When I have nothing better to do, I poke around the Library of Congress pictures collection, looking for images that are new to me. I recently came across one that really surprised me. Drawn in 1839 by Augustus Köllner, it is entitled “Tiber Creek, North east of the Capitol” and shows a train crossing a bridge, with two cows chasing each other in front of it, plus a horse watching the whole scene.
It is a bucolic scene, and one that would today be unthinkable anywhere in the District, but was, in fact, less than a half mile from the Capitol.
Augustus Köllner (sometimes rendered as Koellner or Kollner) was born in 1812 in the German state of Württemberg. His gift for painting showed itself early, especially when it came to drawing animals. By the time he was 16, he was working as an engraver in Stuttgart. After a brief sojourn in Paris, he boarded a ship in 1839 and headed to Washington.
His time in the nation’s capital was not long, but was extremely prolific. His pictures show not only a city in embryo, but the grand halls that were used by the House of Representatives and the Senate. The following year, he broke with Philip Haas, who had employed him during his time in Washington, and set out traveling, ending up later that year in Philadelphia, where he would spend the rest of his life. (This summary was taken from Nicholas B. Wainright’s article “Augustus Kollner, Artist” published June 1960 in the Pennsylvania Magazine of History and Biography. That is also the source of Köllner’s picture, above)
As to his picture “Tiber Creek, North east of the Capitol,” the tracks are those of the Baltimore and Ohio railroad, and in particular the Washington branch, which connected the capital with Baltimore. It had opened on August 25, 1835. The track entered the city at 10th and Boundary Streets Northeast (Boundary is Florida Avenue today) and then snaked its way southwest to its terminus at Second Street and Pennsylvania Avenue, Northwest.
The engine shown is probably the Lafayette, built in 1837 by the Norris Locomotive Works in Pennsylvania. The Lafayette was used on the Washington spur of the B&O railroad in passenger service, and the description of the cars it pulled, “small closed coaches,” fits with the drawing. A replica of the Lafayette was built in 1927 and was used in numerous movies, including “Amistad.”

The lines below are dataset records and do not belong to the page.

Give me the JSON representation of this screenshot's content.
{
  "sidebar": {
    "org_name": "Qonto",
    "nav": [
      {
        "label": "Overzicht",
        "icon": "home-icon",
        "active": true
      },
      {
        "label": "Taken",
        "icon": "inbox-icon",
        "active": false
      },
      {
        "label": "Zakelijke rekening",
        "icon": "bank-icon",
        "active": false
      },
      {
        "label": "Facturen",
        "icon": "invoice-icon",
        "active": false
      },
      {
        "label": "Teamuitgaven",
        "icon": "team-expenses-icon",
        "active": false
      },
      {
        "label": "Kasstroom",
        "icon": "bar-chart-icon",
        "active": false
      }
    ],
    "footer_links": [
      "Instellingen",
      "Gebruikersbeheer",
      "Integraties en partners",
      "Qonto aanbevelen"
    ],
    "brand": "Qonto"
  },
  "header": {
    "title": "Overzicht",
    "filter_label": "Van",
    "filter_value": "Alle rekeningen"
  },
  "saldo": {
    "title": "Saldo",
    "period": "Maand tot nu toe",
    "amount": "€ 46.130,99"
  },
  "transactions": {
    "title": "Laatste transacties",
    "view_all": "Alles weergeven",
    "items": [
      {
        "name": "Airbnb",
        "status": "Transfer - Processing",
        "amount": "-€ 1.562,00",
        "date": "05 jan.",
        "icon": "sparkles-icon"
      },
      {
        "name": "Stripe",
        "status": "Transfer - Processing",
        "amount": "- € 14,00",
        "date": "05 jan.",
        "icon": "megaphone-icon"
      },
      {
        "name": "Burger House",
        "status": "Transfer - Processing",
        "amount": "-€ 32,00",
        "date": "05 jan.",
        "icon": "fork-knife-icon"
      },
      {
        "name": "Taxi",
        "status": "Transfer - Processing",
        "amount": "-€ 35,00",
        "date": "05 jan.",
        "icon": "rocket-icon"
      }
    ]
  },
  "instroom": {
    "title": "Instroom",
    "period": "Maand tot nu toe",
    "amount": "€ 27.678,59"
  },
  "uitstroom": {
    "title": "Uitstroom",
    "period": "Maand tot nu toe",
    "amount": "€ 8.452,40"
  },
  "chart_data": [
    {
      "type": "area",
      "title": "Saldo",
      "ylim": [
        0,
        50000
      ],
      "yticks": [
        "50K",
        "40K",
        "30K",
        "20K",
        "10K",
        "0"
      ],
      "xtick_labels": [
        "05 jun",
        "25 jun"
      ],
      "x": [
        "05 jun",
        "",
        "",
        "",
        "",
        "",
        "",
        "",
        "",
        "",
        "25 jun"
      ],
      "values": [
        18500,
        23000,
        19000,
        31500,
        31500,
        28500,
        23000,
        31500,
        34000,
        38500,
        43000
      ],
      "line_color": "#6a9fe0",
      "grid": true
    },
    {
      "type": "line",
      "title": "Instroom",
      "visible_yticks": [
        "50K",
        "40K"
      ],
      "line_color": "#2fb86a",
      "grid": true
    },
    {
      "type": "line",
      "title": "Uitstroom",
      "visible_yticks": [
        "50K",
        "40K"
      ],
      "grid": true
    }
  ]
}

The B&O tracks crossed the Tiber Creek just before its terminus, at First and C Streets northwest, but also a branch of the Tiber that extended to 12th and G Streets Northeast. It is probably the latter that is depicted in the picture, as the crossing is at Delaware Avenue between E and F Streets Northeast.
If you want to see the exact location today, that is easy: It is pretty much exactly where the taxi stand in front of Union Station is today. While you will not be far from the trains at that point, it is extremely unlikely that you will see any cattle –gamboling or not– or horses.